I’m giving a series of lectures this semester combining graphical models and some elements of nonparametric statistics. The intent is to build up to the theory of discrete matrix factorisation and its many variations. The lectures start on 27th July and are mostly given weekly. Weekly details are given in the calendar too. The slides are on the Monash share drive under “Wray’s Slides” so if you are at Monash, do a search on Google drive to find them. If you cannot find them, email me for access.

**OK lectures over as of 24/10/2017! Have some other things to prepare.**

**Variational Algorithms and Expectation-Maximisation**, Lecture 6, 19/10/17, Wray Buntine

This week takes up on material not covered last lecture. For exponential family distributions, working with the mean of Gibbs samples sometimes sometimes corresponds to another algorithm called Expectation-Maximisation. We will look at this in terms of the Kullback-Leibler versions of variational algorithms. The general theory is quite involved, so we will work through it with some examples, like variational auto-encoders, Gaussian mixture models, and extensions to LDA.

*No lectures this week, 12th October*, as I will be catching up on reviews and completing a journal article. Next week we’ll work through some examples of variational algorithms, including LDA with a HDP, a model whose VA theory has been thoroughly botched up historically.

**Gibbs Sampling, Variational Algorithms and Expectation-Maximisation**, Lecture 5, 05/10/17, Wray Buntine

Gibbs sampling is the simplest of the Monte Carlo Markov Chain methods, and the easiest to understand. For computer scientists, it is closely related to local search. We will look at the basic justification of Gibbs sampling and see examples of its variations: block Gibbs, augmentation and collapsing. Clever use of these techniques can dramatically improve performance. This gives a rich class of algorithms that, for smaller data sets at least, addresses most problems in learning. For exponential family distributions, taking the mean instead of sampling sometimes corresponds to another algorithm called Expectation-Maximisation. We will look at this in terms of the Kullback-Leibler versions of variational algorithms. We will look at the general theory and some examples, like variational auto-encoders and Gaussian mixture models.

**ASIDE: Determinantal Point Processes**, one off lecture, 28/09/17, Wray Buntine

Representing objects with feature vectors lets us measure similarity using dot products. Using this notion, the determinantal point process (DPP) can be introduced as a distribution over objects maximising diversity. In this tutorial we will explore the DPP with the help of the visual analogies developed by Kulesza and Taskar in their tutorials and their 120 page

*Foundations and Trends* article

“Determinantal Point Processes for Machine Learning.” Topics covered are interpretations and definitions, probability operations such as marginalising and conditioning, and sampling. The tutorial makes great use of the knowledge of matrices and determinants.

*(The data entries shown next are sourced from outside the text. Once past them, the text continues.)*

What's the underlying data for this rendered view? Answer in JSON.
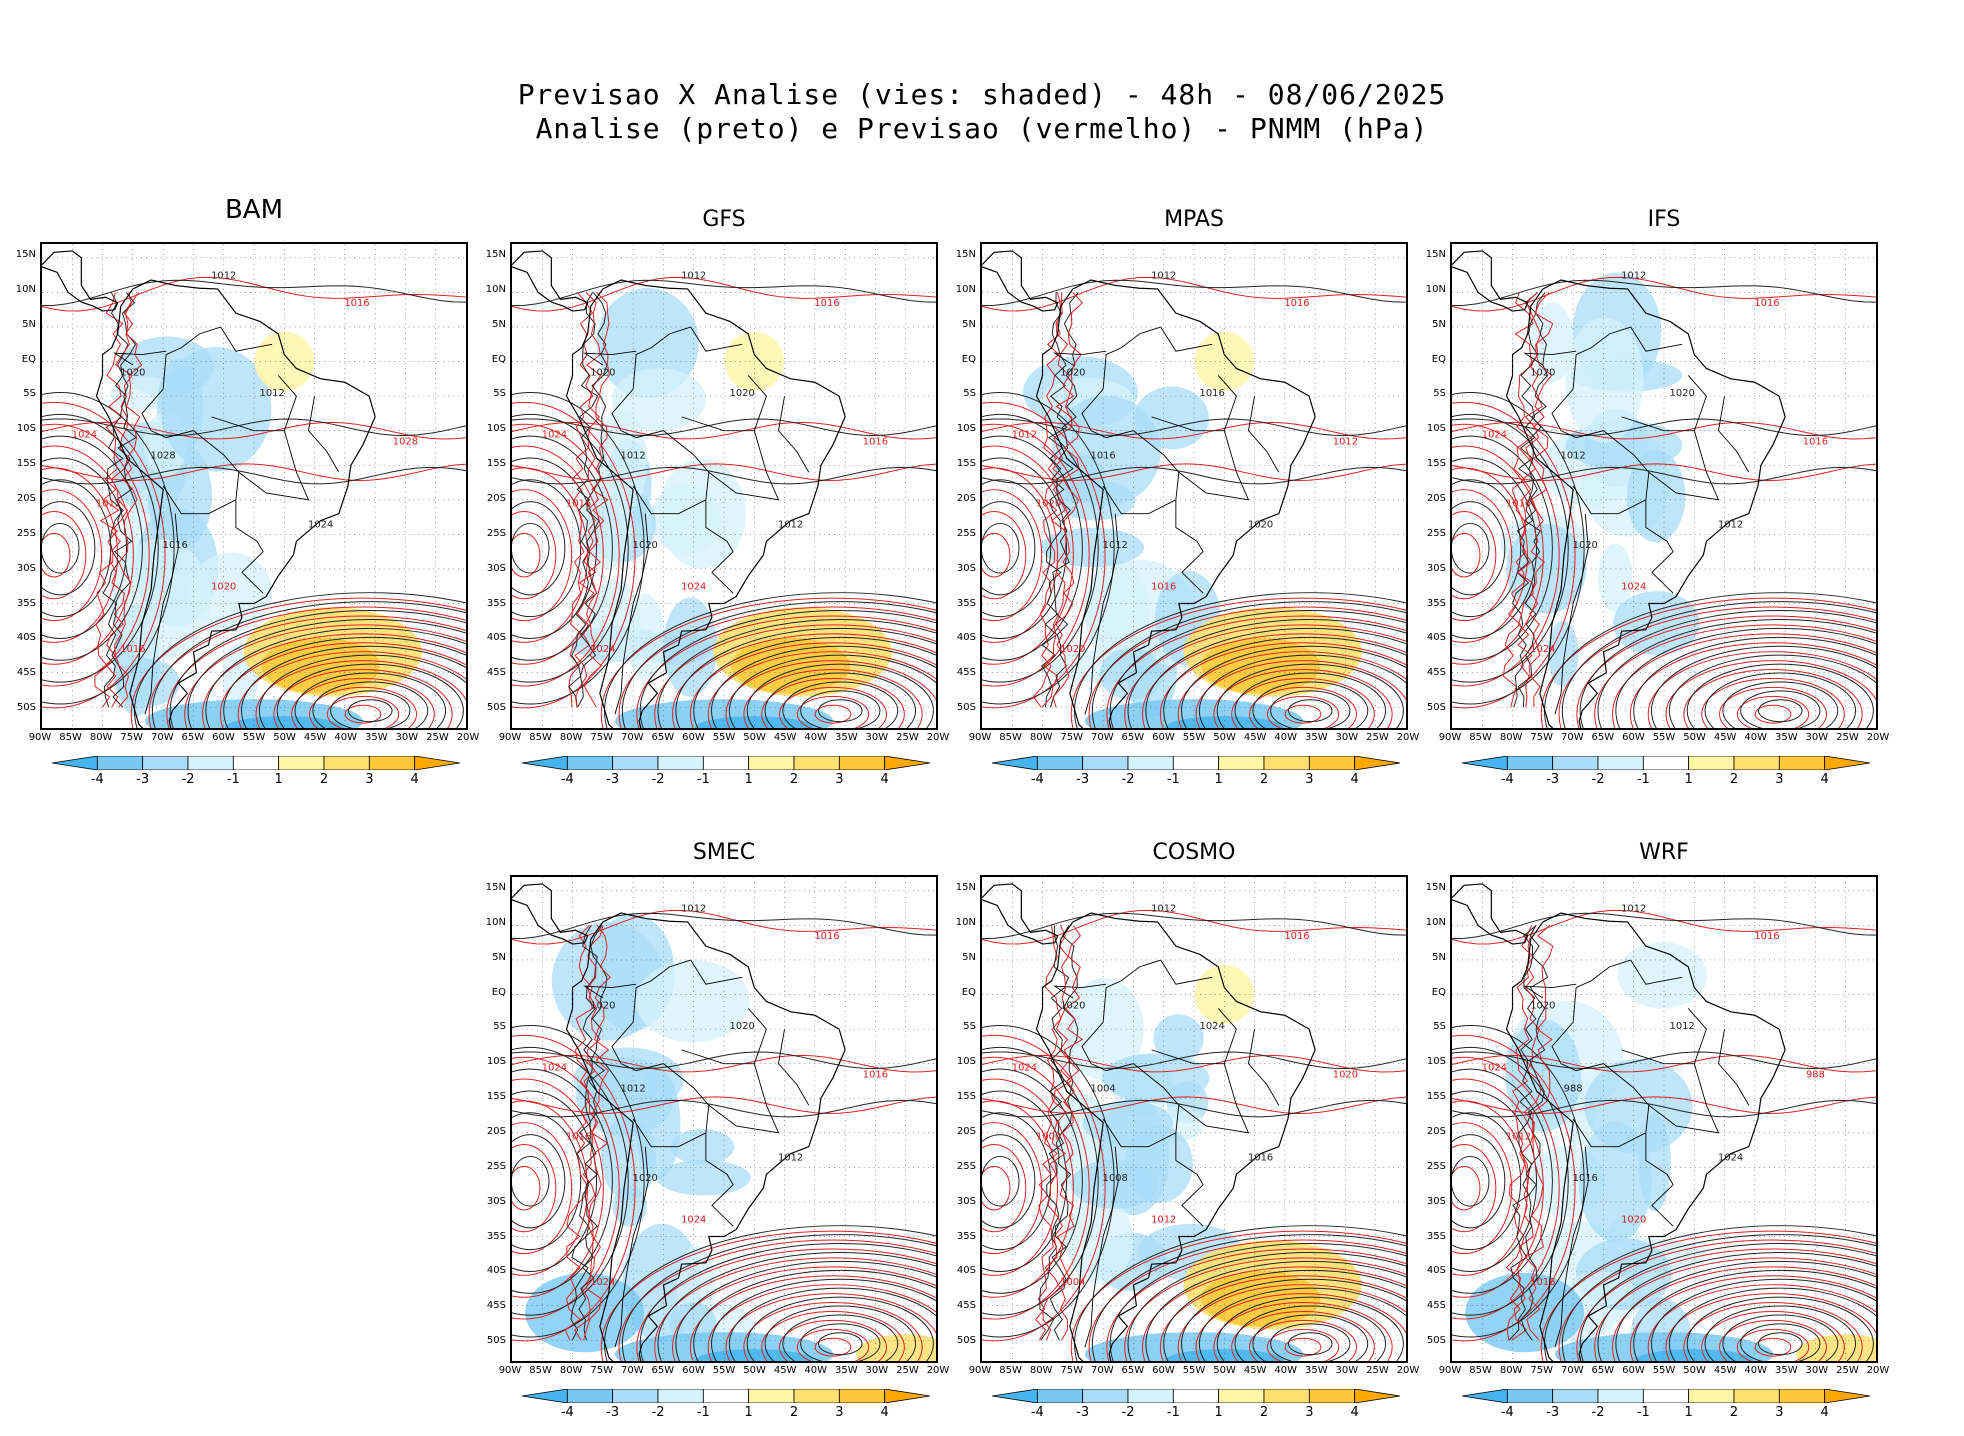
{
  "title": {
    "line1": "Previsao X Analise (vies: shaded) - 48h - 08/06/2025",
    "line2": "Analise (preto) e Previsao (vermelho) - PNMM (hPa)"
  },
  "chart_data": {
    "type": "map-panels",
    "variable": "PNMM (hPa)",
    "shaded": "vies (forecast bias)",
    "lead_time": "48h",
    "date": "08/06/2025",
    "lat_ticks": [
      "15N",
      "10N",
      "5N",
      "EQ",
      "5S",
      "10S",
      "15S",
      "20S",
      "25S",
      "30S",
      "35S",
      "40S",
      "45S",
      "50S"
    ],
    "lon_ticks": [
      "90W",
      "85W",
      "80W",
      "75W",
      "70W",
      "65W",
      "60W",
      "55W",
      "50W",
      "45W",
      "40W",
      "35W",
      "30W",
      "25W",
      "20W"
    ],
    "colorbar": {
      "labels": [
        "-4",
        "-3",
        "-2",
        "-1",
        "1",
        "2",
        "3",
        "4"
      ],
      "colors": [
        "#46b4ee",
        "#78c8f2",
        "#aadcf8",
        "#d6f2fa",
        "#ffffff",
        "#fff6a8",
        "#ffe070",
        "#ffc83a",
        "#ffa800"
      ]
    },
    "colors": {
      "analise": "#000000",
      "previsao": "#e02020",
      "grid": "#555555"
    },
    "panels": [
      {
        "name": "BAM",
        "contour_labels": [
          "1012",
          "1016",
          "1020",
          "1024",
          "1028"
        ],
        "bias_hint": "mixed"
      },
      {
        "name": "GFS",
        "contour_labels": [
          "1012",
          "1016",
          "1020",
          "1024"
        ],
        "bias_hint": "positive-south"
      },
      {
        "name": "MPAS",
        "contour_labels": [
          "1012",
          "1016",
          "1020"
        ],
        "bias_hint": "positive-south"
      },
      {
        "name": "IFS",
        "contour_labels": [
          "1012",
          "1016",
          "1020",
          "1024"
        ],
        "bias_hint": "slight"
      },
      {
        "name": "SMEC",
        "contour_labels": [
          "1012",
          "1016",
          "1020",
          "1024"
        ],
        "bias_hint": "negative-south"
      },
      {
        "name": "COSMO",
        "contour_labels": [
          "1012",
          "1016",
          "1020",
          "1024",
          "1004",
          "1000",
          "1008"
        ],
        "bias_hint": "positive-south"
      },
      {
        "name": "WRF",
        "contour_labels": [
          "1012",
          "1016",
          "1020",
          "1024",
          "988"
        ],
        "bias_hint": "negative-south"
      }
    ]
  }
}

*No lectures the following two weeks, 14th and 21st September*, as I will be on travel.

**Basic Distributions and Poisson Processes**, Lecture 4, 07/09/17, Wray Buntine

We review the standard discrete distributions, relationships, properties and conjugate distributions. This includes deriving the Poisson distribution as an infinitely divisible distribution on natural numbers with a fixed rate. Then we introduce Poisson point processes as a model of stochastic processes. We show how they behave in both the discrete and continuous case, and how they have both constructive and axiomatic definitions. The same definitions can be extended to any infinitely divisible distributions, so we use this to introduce the gamma process. We illustrate Bayesian operations for the gamma process: data likelihoods, conditioning on discrete evidence and marginalising.

**Directed and Undirected Independence Models**, Lecture 3, 31/08/17, Wray Buntine

We will develop the basic properties and results for directed and undirected graphical models. This includes testing for independence, developing the corresponding functional form, and understanding probability operations such as marginalising and conditioning. To complete this section, we will also investigate operations on clique trees, to illustrate the principles. We will not do full graphical model inference.

**Information and working with Independence**, Lecture 2, 17/08/17, Wray Buntine

This will continue with information (entropy) left over from the previous lecture. Then we will look at the definition of independence and the some independence models, including its relationship with causality. Basic directed and undirected models will be introduced. Some example problems will be presented (simply) to tie these together: simple bucket search, bandits, graph colouring and causal reasoning.

*No lectures 03/08 (writing for ACML) and 10/08 (attending ICML)*.

**Motivating Probability and Decision Models**, Lecture 1, 27/07/17, Wray Buntine

This is an introduction to motivation for using Bayesian methods, these days called “full probability modelling” by the cognoscenti, to avoid prior cultish associations and implications. We will look at modelling, causality, probability as frequency, and axiomatic underpinnings for reasoning, decisions, and belief . The importance of priors and computation form the basis of this.